Quando acordou, Malman não reconheceu, de início, onde estava. Pouco a pouco, depois de apalpar-se bem e abrir e fechar os olhos várias vezes, percebeu que estava em casa. Só que a casa era muito diferente do que costumava enxergar: tudo brilhava; havia mais janelas abertas; os cantos escuros eram, agora, claros; e não havia traço de sujeira nos cantos.

Ao levantar-se, espantado, deu com a jovem fada – ou melhor, com a Dama do Lago que, muito alegremente, deu-lhe um mavioso “bom dia” e perguntou se havia dormido bem. Malman agradeceu-lhe os cuidados e, lépido como há muito não conseguia mover-se, disparou em direção à floresta. Precisava aliviar-se e, pelo menos, lavar o rosto.

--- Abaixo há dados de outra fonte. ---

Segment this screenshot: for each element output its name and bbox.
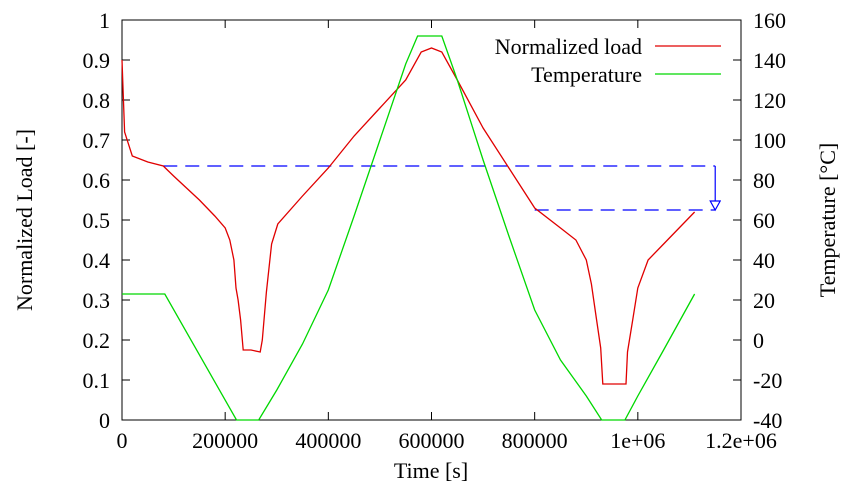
y-axis-title: Normalized Load [-] bbox=[12, 129, 37, 311]
y-tick-label: 0.9 bbox=[83, 48, 111, 73]
y2-tick-label: 80 bbox=[753, 168, 775, 193]
y-tick-label: 0.5 bbox=[83, 208, 111, 233]
x-tick-label: 1.2e+06 bbox=[705, 428, 777, 453]
plot-frame bbox=[121, 19, 742, 421]
y2-tick-label: 120 bbox=[753, 88, 786, 113]
y-tick-label: 1 bbox=[99, 8, 110, 33]
series-line bbox=[121, 47, 696, 385]
y2-tick-label: -20 bbox=[753, 368, 782, 393]
y-tick-label: 0.2 bbox=[83, 328, 111, 353]
y2-axis-title: Temperature [°C] bbox=[815, 143, 840, 297]
y2-tick-label: 20 bbox=[753, 288, 775, 313]
y-tick-label: 0.6 bbox=[83, 168, 111, 193]
legend-label: Temperature bbox=[531, 62, 642, 87]
series-line bbox=[122, 35, 696, 421]
y2-tick-label: 60 bbox=[753, 208, 775, 233]
y2-tick-label: 140 bbox=[753, 48, 786, 73]
y2-tick-label: 40 bbox=[753, 248, 775, 273]
y-tick-label: 0.7 bbox=[83, 128, 111, 153]
x-tick-label: 0 bbox=[117, 428, 128, 453]
y-tick-label: 0.3 bbox=[83, 288, 111, 313]
x-tick-label: 1e+06 bbox=[610, 428, 665, 453]
x-tick-label: 200000 bbox=[192, 428, 258, 453]
y-tick-label: 0.8 bbox=[83, 88, 111, 113]
legend-label: Normalized load bbox=[495, 34, 642, 59]
x-tick-label: 400000 bbox=[295, 428, 361, 453]
y-tick-label: 0.4 bbox=[83, 248, 111, 273]
y2-tick-label: -40 bbox=[753, 408, 782, 433]
y2-tick-label: 160 bbox=[753, 8, 786, 33]
y-tick-label: 0 bbox=[99, 408, 110, 433]
y2-tick-label: 100 bbox=[753, 128, 786, 153]
y2-tick-label: 0 bbox=[753, 328, 764, 353]
x-axis-title: Time [s] bbox=[394, 458, 468, 483]
x-tick-label: 800000 bbox=[502, 428, 568, 453]
y-tick-label: 0.1 bbox=[83, 368, 111, 393]
x-tick-label: 600000 bbox=[399, 428, 465, 453]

Em seguida foi ao lago, onde se olhou na superfície espelhada. “Que lástima!”, pensou. Rápido tirou as vestes andrajosas e tomou um banho envigorante. Estava praticamente novo, quando saiu da água e faltou pouco para não atear fogo aos andrajos que o esperavam. Trataria disso depois, refletiu enquanto voltava à casa, ansioso por reencontrar a Dama.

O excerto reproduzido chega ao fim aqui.